The fact that former Prime Minister Tymoschenko remains in detention and the recent conviction of Mr Lutsenko - notwithstanding their seriously deteriorating health - both strengthen the impression of selective justice.

The Assembly reiterates in this respect that “the assessment of political decisions and their effects is the prerogative of parliaments and, ultimately, of the electorate and not of the courts” and, once again, calls on the authorities of Ukraine – including the President – urgently to consider all legal means available to them to release these former government members and to allow them to compete in the forthcoming parliamentary elections.

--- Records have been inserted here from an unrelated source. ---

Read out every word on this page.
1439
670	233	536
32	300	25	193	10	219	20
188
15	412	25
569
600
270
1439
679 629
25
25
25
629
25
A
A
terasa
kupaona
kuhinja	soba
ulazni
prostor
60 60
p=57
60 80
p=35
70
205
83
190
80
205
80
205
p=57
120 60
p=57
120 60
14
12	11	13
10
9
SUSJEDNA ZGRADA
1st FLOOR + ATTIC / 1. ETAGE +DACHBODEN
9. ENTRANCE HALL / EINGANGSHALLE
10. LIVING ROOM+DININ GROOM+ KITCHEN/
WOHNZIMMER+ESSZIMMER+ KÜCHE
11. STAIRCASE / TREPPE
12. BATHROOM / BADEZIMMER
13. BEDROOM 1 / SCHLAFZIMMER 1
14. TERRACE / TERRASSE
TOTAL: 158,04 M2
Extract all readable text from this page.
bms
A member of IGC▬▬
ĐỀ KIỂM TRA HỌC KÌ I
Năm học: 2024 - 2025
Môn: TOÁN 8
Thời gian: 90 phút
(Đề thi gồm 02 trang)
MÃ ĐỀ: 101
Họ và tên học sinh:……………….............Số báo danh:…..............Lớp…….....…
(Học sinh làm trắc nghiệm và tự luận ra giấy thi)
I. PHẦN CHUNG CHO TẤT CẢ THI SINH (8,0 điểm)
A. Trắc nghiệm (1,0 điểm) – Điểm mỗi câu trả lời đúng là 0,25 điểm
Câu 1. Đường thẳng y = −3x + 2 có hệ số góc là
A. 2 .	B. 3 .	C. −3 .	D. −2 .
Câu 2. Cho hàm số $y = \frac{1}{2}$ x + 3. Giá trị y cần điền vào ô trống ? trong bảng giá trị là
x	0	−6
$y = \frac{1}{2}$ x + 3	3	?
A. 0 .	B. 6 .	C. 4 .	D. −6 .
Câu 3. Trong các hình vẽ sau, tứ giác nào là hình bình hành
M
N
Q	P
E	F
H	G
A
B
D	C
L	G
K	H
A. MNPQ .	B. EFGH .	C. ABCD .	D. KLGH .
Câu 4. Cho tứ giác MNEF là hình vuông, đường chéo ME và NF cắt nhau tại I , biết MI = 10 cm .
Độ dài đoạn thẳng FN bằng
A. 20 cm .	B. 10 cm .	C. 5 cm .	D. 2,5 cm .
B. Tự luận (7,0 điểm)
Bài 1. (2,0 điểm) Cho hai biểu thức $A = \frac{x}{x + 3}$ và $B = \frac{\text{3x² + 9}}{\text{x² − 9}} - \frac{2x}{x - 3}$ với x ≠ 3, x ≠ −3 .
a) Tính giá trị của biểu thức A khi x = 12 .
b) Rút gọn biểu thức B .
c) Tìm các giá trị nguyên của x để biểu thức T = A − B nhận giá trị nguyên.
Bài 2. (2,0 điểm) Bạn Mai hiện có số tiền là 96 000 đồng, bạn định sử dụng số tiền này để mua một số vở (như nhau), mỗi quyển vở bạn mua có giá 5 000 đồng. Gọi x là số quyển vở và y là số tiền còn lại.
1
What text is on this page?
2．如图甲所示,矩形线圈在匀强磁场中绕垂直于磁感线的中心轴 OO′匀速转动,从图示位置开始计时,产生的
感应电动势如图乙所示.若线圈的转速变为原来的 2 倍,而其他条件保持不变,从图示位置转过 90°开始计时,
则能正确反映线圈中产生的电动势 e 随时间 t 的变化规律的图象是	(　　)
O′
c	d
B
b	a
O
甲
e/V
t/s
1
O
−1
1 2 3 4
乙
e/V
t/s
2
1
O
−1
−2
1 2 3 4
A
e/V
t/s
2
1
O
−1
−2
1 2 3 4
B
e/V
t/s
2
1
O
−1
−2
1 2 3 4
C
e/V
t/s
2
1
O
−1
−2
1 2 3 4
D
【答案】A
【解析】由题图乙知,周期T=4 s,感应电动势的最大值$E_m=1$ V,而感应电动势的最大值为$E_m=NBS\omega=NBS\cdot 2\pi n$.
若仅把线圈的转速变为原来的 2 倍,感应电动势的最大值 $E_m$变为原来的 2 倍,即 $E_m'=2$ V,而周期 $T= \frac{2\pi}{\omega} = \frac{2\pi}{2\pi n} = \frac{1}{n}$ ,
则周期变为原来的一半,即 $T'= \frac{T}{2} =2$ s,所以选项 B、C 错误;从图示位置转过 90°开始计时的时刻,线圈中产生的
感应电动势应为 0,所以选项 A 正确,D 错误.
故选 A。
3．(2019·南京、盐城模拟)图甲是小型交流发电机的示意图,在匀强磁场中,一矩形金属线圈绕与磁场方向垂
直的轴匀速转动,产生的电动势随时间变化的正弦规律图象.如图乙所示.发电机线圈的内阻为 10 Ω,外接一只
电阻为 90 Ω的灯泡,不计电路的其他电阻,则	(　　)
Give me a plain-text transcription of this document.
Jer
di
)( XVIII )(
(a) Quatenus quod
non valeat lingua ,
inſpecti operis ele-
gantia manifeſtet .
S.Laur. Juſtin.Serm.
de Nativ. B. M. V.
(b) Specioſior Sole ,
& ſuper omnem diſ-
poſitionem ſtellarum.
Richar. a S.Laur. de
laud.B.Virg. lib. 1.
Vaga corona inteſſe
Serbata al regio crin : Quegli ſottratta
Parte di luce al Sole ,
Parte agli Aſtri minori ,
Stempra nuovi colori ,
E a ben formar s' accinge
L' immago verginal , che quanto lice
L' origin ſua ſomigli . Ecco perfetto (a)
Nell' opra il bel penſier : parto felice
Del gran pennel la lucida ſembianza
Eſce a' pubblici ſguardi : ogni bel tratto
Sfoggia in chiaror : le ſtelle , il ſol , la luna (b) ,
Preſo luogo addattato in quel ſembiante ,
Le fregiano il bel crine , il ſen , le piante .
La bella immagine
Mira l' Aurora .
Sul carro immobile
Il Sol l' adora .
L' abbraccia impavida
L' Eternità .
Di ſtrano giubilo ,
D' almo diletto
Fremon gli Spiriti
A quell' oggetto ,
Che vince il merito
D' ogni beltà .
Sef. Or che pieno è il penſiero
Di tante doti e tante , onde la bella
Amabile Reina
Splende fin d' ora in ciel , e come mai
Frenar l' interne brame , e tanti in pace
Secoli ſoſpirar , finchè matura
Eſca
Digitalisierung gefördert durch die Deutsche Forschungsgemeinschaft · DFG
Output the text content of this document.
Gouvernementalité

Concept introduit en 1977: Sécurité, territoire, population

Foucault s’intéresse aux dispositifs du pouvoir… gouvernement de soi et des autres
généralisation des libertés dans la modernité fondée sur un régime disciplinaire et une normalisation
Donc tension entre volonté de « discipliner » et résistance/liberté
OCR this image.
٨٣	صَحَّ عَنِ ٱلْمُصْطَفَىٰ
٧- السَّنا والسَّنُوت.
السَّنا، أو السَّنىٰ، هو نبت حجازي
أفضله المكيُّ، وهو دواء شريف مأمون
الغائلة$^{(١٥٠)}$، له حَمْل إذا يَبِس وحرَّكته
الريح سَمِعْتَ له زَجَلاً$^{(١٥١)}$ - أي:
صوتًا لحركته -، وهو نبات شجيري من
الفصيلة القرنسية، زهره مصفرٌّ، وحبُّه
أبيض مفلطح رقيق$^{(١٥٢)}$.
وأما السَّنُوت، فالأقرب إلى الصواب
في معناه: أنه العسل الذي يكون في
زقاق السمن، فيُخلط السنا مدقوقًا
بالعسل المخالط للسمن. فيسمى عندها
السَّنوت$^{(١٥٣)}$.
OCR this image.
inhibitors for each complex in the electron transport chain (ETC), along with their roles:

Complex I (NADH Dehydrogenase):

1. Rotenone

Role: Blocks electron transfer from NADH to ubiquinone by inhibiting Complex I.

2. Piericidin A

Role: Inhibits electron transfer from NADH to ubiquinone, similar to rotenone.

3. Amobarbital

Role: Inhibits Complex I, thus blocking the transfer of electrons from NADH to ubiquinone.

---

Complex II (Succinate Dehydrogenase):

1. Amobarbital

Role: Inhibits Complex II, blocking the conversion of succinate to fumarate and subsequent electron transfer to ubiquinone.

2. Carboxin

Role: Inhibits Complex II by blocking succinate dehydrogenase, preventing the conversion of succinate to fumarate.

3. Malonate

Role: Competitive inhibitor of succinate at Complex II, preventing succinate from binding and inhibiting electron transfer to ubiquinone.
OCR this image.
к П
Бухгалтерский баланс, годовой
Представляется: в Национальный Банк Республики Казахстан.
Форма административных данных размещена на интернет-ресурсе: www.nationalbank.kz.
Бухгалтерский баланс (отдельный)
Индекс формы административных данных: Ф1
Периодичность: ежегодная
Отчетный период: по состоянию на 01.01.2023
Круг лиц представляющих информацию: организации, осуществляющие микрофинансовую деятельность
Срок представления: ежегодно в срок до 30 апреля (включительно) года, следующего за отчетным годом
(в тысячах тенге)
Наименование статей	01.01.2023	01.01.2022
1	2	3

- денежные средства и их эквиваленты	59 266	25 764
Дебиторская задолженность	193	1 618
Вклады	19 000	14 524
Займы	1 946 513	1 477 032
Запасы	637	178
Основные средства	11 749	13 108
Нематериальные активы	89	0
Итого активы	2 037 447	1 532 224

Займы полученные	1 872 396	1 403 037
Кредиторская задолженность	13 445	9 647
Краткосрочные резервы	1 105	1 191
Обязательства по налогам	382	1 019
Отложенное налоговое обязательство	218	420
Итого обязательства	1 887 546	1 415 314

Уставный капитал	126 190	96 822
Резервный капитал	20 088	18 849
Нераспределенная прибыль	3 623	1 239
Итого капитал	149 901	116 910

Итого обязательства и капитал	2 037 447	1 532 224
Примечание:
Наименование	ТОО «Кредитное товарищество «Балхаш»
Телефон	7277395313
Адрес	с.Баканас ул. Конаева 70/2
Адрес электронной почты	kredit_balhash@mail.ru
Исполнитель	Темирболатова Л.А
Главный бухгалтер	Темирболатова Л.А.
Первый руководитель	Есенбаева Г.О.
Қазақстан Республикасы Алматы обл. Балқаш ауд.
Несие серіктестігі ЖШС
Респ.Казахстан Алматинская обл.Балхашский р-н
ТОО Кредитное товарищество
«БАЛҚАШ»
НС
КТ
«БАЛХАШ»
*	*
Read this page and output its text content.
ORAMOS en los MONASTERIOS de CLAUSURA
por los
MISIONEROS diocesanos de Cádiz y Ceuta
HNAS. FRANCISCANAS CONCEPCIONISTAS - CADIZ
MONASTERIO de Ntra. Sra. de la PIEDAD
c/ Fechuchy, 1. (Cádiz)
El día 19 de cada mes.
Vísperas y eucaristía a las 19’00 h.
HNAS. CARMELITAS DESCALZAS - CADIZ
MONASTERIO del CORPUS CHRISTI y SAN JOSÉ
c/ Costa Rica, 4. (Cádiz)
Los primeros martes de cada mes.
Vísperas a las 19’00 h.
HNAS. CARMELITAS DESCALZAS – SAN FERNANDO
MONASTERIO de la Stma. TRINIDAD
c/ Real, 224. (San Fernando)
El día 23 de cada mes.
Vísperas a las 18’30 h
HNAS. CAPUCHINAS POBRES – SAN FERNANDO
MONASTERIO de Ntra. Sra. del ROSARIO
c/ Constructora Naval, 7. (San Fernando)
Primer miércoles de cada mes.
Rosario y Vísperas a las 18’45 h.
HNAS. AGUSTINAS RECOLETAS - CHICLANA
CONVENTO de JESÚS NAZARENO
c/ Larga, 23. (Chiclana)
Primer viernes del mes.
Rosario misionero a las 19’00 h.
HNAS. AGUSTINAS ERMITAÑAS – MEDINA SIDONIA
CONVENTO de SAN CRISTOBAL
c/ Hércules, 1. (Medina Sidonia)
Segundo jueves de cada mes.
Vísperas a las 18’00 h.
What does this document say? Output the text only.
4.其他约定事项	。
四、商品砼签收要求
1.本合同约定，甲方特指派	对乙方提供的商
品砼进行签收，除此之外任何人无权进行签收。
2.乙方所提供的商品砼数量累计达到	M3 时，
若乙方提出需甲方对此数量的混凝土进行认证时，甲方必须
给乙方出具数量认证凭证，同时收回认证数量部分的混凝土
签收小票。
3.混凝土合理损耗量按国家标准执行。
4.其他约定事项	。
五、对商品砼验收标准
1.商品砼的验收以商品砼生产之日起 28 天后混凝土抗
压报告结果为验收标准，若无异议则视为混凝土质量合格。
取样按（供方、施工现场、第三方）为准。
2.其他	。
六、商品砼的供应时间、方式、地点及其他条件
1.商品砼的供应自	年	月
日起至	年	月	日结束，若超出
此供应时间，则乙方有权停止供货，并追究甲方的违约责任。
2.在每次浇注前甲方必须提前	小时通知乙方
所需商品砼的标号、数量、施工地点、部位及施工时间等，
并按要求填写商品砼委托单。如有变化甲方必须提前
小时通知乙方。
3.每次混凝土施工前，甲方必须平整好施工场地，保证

The Assembly, through its Monitoring Committee, will continue to follow the situation closely. It notes that the Committee’s co-rapporteurs will visit Ukraine at the end of March 2012 and expects full cooperation of the authorities with the co-rapporteurs, including the latter’s access to the former government members detained. It recalls in this connection that it has invited the Committee to propose any further action as required by the situation, including with regard to the possible consideration of sanctions if the Assembly’s demands are not met”.